You should go in Cat and just have a little chat with the teacher, go in after school when they are not so busy. Its good to get to know the teacher a bit, can you do some kind of volunteering and get involved that way. I know not always possible with a baby. But don't be scared to go and talk to the teacher, they don't mind unless you are there every day with some quibble. Anyway she can now stay off till after half term so you don't have to worry for a week.

IamInvisisble Thu 24-Oct-13 00:42:49

The teacher didn't know either Gobbolino.

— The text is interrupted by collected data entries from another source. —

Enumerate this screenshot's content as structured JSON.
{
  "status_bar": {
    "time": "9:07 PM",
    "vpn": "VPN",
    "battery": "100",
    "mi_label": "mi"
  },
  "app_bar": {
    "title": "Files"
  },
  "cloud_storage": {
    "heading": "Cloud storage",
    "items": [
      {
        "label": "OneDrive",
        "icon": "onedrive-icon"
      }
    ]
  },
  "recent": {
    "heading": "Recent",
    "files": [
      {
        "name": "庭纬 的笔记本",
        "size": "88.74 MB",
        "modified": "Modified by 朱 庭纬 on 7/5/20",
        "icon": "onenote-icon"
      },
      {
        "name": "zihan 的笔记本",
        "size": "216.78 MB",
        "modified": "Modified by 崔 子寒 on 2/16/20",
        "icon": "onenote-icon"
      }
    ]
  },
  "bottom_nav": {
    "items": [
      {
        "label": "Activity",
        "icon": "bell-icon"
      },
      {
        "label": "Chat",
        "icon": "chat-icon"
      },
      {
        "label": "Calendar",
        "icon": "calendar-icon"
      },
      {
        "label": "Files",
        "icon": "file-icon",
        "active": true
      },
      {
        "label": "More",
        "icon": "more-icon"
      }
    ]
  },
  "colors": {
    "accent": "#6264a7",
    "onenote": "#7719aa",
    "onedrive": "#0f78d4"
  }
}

Children deteriorate really quickly. She might have thought your DD was tired. If your DD doesn't tell her, how is she supposed to know? How many days after she has come back from being ill do you want them to check that she is OK? They probably think that as you have sent her back to school she is well enought to be there and she shouldn't need checking, tbh.

GobbolinoCat England Thu 24-Oct-13 00:41:05

FreyaFriday

I do not trust the school I guess.

Before on collection they have told me I owe dinner money when did not. Got DD home and she is pale all of a sudden then tells me she had a head injury before she came home and had an ice pack confused. There was no slip and they did not tell me, it was almost too late to call the school to find out if this was true!

GobbolinoCat England Thu 24-Oct-13 00:37:50

pancake yes I am stressed, have baby who has been not sleeping and I have hurt my back, having to carry baby and sick 6 year old has not been fun.